Is it out of convenience or laziness? Is it a fascination with new toys and technology? Is it just more fun that way? Have we become bored with the written word? Have we been trained to need more and more visual stimuli to keep our attention? Perhaps, but these visual messages also carry different meanings than words do alone. Have you ever tried to tell someone how you feel, tried to describe an emotional or mental state and just…not had the words?

Sometimes language can be limiting in its ability to fully express these things.

Sometimes an image captures it perfectly. Although the interactions that take place online and over text can seem shallow in content and attitude at first glance, I really believe that people are looking for deep connections and meaningful expression.

There is a need for visual stimulation in our culture which betrays a deeper, more pressing need for meaning.

With this in mind, many churches have implemented tools like PowerPoint presentations, image and light projections, and even video media, all in sincere and thoughtful hopes of maintaining interest and focus, of creating an environment which fosters growth and education. This shows care and an honest desire to serve congregations in every way, but do all these technologies address the underlying need for connection and meaning?

If sermons provide a better understanding of Scripture, if hymns create complex connections and facilitate contemplation, if the Divine Service speaks salvation to those who hear it, shouldn’t our visual aids, our art, do the same?

The utilization of liturgical art addresses all of these needs.
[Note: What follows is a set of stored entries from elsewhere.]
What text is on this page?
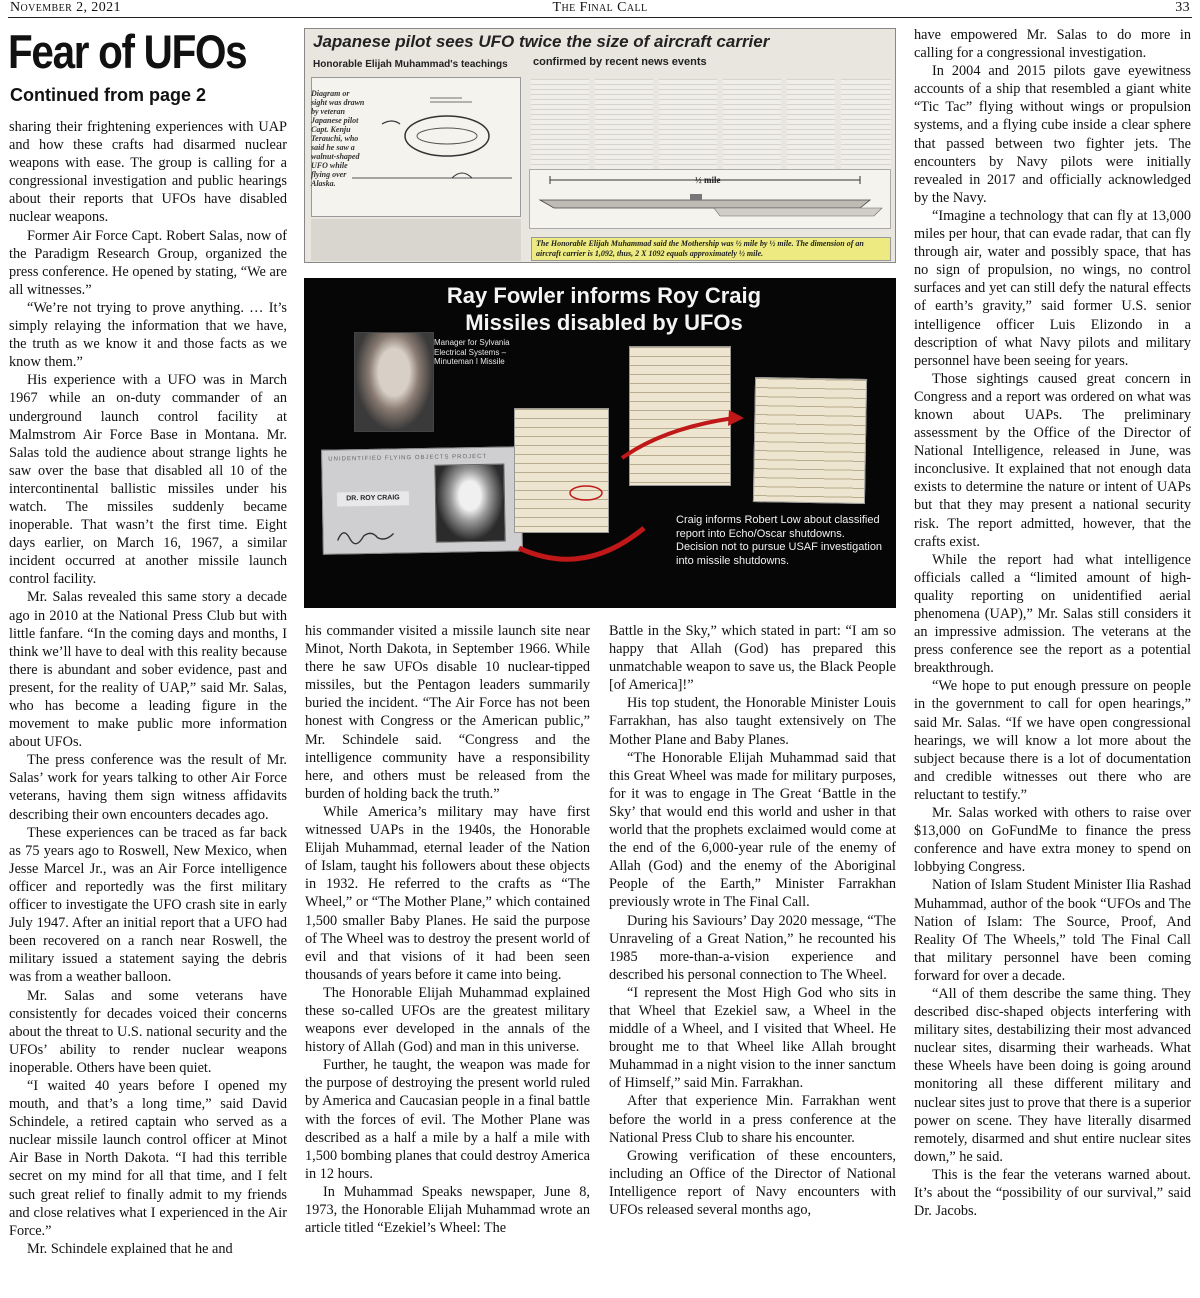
November 2, 2021	The Final Call	33
Fear of UFOs
Continued from page 2
Japanese pilot sees UFO twice the size of aircraft carrier
Honorable Elijah Muhammad's teachings confirmed by recent news events
Diagram or sight was drawn by veteran Japanese pilot Capt. Kenju Terauchi, who said he saw a walnut-shaped UFO while flying over Alaska.	½ mile
The Honorable Elijah Muhammad said the Mothership was ½ mile by ½ mile. The dimension of an aircraft carrier is 1,092, thus, 2 X 1092 equals approximately ½ mile.
Ray Fowler informs Roy Craig
Missiles disabled by UFOs
Manager for Sylvania Electrical Systems – Minuteman I Missile
UNIDENTIFIED FLYING OBJECTS PROJECT
DR. ROY CRAIG
Craig informs Robert Low about classified report into Echo/Oscar shutdowns. Decision not to pursue USAF investigation into missile shutdowns.

sharing their frightening experiences with UAP and how these crafts had disarmed nuclear weapons with ease. The group is calling for a congressional investigation and public hearings about their reports that UFOs have disabled nuclear weapons.

Former Air Force Capt. Robert Salas, now of the Paradigm Research Group, organized the press conference. He opened by stating, “We are all witnesses.”

“We’re not trying to prove anything. … It’s simply relaying the information that we have, the truth as we know it and those facts as we know them.”

His experience with a UFO was in March 1967 while an on-duty commander of an underground launch control facility at Malmstrom Air Force Base in Montana. Mr. Salas told the audience about strange lights he saw over the base that disabled all 10 of the intercontinental ballistic missiles under his watch. The missiles suddenly became inoperable. That wasn’t the first time. Eight days earlier, on March 16, 1967, a similar incident occurred at another missile launch control facility.

Mr. Salas revealed this same story a decade ago in 2010 at the National Press Club but with little fanfare. “In the coming days and months, I think we’ll have to deal with this reality because there is abundant and sober evidence, past and present, for the reality of UAP,” said Mr. Salas, who has become a leading figure in the movement to make public more information about UFOs.

The press conference was the result of Mr. Salas’ work for years talking to other Air Force veterans, having them sign witness affidavits describing their own encounters decades ago.

These experiences can be traced as far back as 75 years ago to Roswell, New Mexico, when Jesse Marcel Jr., was an Air Force intelligence officer and reportedly was the first military officer to investigate the UFO crash site in early July 1947. After an initial report that a UFO had been recovered on a ranch near Roswell, the military issued a statement saying the debris was from a weather balloon.

Mr. Salas and some veterans have consistently for decades voiced their concerns about the threat to U.S. national security and the UFOs’ ability to render nuclear weapons inoperable. Others have been quiet.

“I waited 40 years before I opened my mouth, and that’s a long time,” said David Schindele, a retired captain who served as a nuclear missile launch control officer at Minot Air Base in North Dakota. “I had this terrible secret on my mind for all that time, and I felt such great relief to finally admit to my friends and close relatives what I experienced in the Air Force.”

Mr. Schindele explained that he and

his commander visited a missile launch site near Minot, North Dakota, in September 1966. While there he saw UFOs disable 10 nuclear-tipped missiles, but the Pentagon leaders summarily buried the incident. “The Air Force has not been honest with Congress or the American public,” Mr. Schindele said. “Congress and the intelligence community have a responsibility here, and others must be released from the burden of holding back the truth.”

While America’s military may have first witnessed UAPs in the 1940s, the Honorable Elijah Muhammad, eternal leader of the Nation of Islam, taught his followers about these objects in 1932. He referred to the crafts as “The Wheel,” or “The Mother Plane,” which contained 1,500 smaller Baby Planes. He said the purpose of The Wheel was to destroy the present world of evil and that visions of it had been seen thousands of years before it came into being.

The Honorable Elijah Muhammad explained these so-called UFOs are the greatest military weapons ever developed in the annals of the history of Allah (God) and man in this universe.

Further, he taught, the weapon was made for the purpose of destroying the present world ruled by America and Caucasian people in a final battle with the forces of evil. The Mother Plane was described as a half a mile by a half a mile with 1,500 bombing planes that could destroy America in 12 hours.

In Muhammad Speaks newspaper, June 8, 1973, the Honorable Elijah Muhammad wrote an article titled “Ezekiel’s Wheel: The

Battle in the Sky,” which stated in part: “I am so happy that Allah (God) has prepared this unmatchable weapon to save us, the Black People [of America]!”

His top student, the Honorable Minister Louis Farrakhan, has also taught extensively on The Mother Plane and Baby Planes.

“The Honorable Elijah Muhammad said that this Great Wheel was made for military purposes, for it was to engage in The Great ‘Battle in the Sky’ that would end this world and usher in that world that the prophets exclaimed would come at the end of the 6,000-year rule of the enemy of Allah (God) and the enemy of the Aboriginal People of the Earth,” Minister Farrakhan previously wrote in The Final Call.

During his Saviours’ Day 2020 message, “The Unraveling of a Great Nation,” he recounted his 1985 more-than-a-vision experience and described his personal connection to The Wheel.

“I represent the Most High God who sits in that Wheel that Ezekiel saw, a Wheel in the middle of a Wheel, and I visited that Wheel. He brought me to that Wheel like Allah brought Muhammad in a night vision to the inner sanctum of Himself,” said Min. Farrakhan.

After that experience Min. Farrakhan went before the world in a press conference at the National Press Club to share his encounter.

Growing verification of these encounters, including an Office of the Director of National Intelligence report of Navy encounters with UFOs released several months ago,

have empowered Mr. Salas to do more in calling for a congressional investigation.

In 2004 and 2015 pilots gave eyewitness accounts of a ship that resembled a giant white “Tic Tac” flying without wings or propulsion systems, and a flying cube inside a clear sphere that passed between two fighter jets. The encounters by Navy pilots were initially revealed in 2017 and officially acknowledged by the Navy.

“Imagine a technology that can fly at 13,000 miles per hour, that can evade radar, that can fly through air, water and possibly space, that has no sign of propulsion, no wings, no control surfaces and yet can still defy the natural effects of earth’s gravity,” said former U.S. senior intelligence officer Luis Elizondo in a description of what Navy pilots and military personnel have been seeing for years.

Those sightings caused great concern in Congress and a report was ordered on what was known about UAPs. The preliminary assessment by the Office of the Director of National Intelligence, released in June, was inconclusive. It explained that not enough data exists to determine the nature or intent of UAPs but that they may present a national security risk. The report admitted, however, that the crafts exist.

While the report had what intelligence officials called a “limited amount of high-quality reporting on unidentified aerial phenomena (UAP),” Mr. Salas still considers it an impressive admission. The veterans at the press conference see the report as a potential breakthrough.

“We hope to put enough pressure on people in the government to call for open hearings,” said Mr. Salas. “If we have open congressional hearings, we will know a lot more about the subject because there is a lot of documentation and credible witnesses out there who are reluctant to testify.”

Mr. Salas worked with others to raise over $13,000 on GoFundMe to finance the press conference and have extra money to spend on lobbying Congress.

Nation of Islam Student Minister Ilia Rashad Muhammad, author of the book “UFOs and The Nation of Islam: The Source, Proof, And Reality Of The Wheels,” told The Final Call that military personnel have been coming forward for over a decade.

“All of them describe the same thing. They described disc-shaped objects interfering with military sites, destabilizing their most advanced nuclear sites, disarming their warheads. What these Wheels have been doing is going around monitoring all these different military and nuclear sites just to prove that there is a superior power on scene. They have literally disarmed remotely, disarmed and shut entire nuclear sites down,” he said.

This is the fear the veterans warned about. It’s about the “possibility of our survival,” said Dr. Jacobs.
If done well, it provides significant visual stimulus, draws the viewer in, and encourages thoughtful meditation on the Word. If art in the Church clearly speaks the Gospel, it adds to the Divine Service (rather than distract from it). If it is “readable” and understandable to those who see it, it will constantly point to Christ as Creator and Author of our salvation.

Liturgical art expresses the mysteries of our faith, tells of its beauty and complexity, and creates profound connections.
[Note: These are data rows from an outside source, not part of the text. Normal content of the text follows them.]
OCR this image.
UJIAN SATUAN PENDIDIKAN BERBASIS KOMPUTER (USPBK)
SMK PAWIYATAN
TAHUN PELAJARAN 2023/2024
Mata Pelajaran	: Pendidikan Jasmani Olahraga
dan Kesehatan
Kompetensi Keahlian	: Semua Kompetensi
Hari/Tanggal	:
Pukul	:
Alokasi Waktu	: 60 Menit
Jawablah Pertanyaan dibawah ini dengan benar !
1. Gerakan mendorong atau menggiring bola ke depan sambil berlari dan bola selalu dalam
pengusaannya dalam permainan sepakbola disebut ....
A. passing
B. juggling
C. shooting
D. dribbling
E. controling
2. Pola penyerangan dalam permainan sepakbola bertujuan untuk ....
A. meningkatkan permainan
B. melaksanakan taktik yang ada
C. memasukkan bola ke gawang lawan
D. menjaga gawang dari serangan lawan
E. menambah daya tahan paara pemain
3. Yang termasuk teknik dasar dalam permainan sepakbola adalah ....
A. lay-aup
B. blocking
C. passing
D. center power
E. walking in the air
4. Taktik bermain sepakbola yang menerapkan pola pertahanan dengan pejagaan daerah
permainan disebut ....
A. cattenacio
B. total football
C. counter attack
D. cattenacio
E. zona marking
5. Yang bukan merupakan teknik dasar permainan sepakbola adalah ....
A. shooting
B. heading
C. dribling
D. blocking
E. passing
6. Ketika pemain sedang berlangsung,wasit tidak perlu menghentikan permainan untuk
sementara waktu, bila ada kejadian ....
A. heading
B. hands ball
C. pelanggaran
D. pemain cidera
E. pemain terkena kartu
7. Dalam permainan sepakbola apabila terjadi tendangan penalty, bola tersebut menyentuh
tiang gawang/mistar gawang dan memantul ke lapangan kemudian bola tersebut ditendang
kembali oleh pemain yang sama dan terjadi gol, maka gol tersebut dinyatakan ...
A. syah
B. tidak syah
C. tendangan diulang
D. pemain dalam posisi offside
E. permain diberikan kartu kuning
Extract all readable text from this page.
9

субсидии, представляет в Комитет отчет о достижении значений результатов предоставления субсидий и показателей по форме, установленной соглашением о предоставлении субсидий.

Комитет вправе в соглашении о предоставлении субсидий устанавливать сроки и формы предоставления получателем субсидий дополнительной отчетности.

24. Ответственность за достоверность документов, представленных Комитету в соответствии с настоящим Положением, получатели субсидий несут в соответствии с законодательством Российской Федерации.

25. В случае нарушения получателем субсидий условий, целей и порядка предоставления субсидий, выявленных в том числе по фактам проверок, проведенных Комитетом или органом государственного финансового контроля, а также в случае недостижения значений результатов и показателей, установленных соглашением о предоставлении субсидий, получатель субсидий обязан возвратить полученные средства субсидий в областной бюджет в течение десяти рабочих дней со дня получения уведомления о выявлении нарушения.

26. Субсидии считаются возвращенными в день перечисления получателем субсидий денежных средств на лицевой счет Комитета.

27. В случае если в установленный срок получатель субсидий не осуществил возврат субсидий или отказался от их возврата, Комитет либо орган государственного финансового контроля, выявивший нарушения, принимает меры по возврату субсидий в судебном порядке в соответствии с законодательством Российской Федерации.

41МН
It is an important tool in telling biblical truths and might just communicate what we struggle to say with our words. It gets right to the heart of our need for meaning and delivers Christ straight to our hearts.

One thought on “Liturgical Art?

  1. Hillary, in my view, your observations are correct, and visual aids and Liturgical art are essential tools. I suppose I am still uncomfortable with iconoclastic art which includes pictures of Jesus, however, my opinion is tempered by the reality that Our Lord walked the earth as a man, and how can one find fault with an artist’s interpretation of the way He appeared in form and physical appearance?
    Your comments about the technology of today and its’ effect on communication and art are valid. I would add that the difference between today and pre-social media/internet development is that many people now have short attention spans and need visual stimuli to feed their information addiction. On the plus side is the rapid global interaction between people of various cultures, tied together through social media, and the absolutely wonderful idea that the Gospel is going out to all the world in ways never before possible. Thank you for sharing.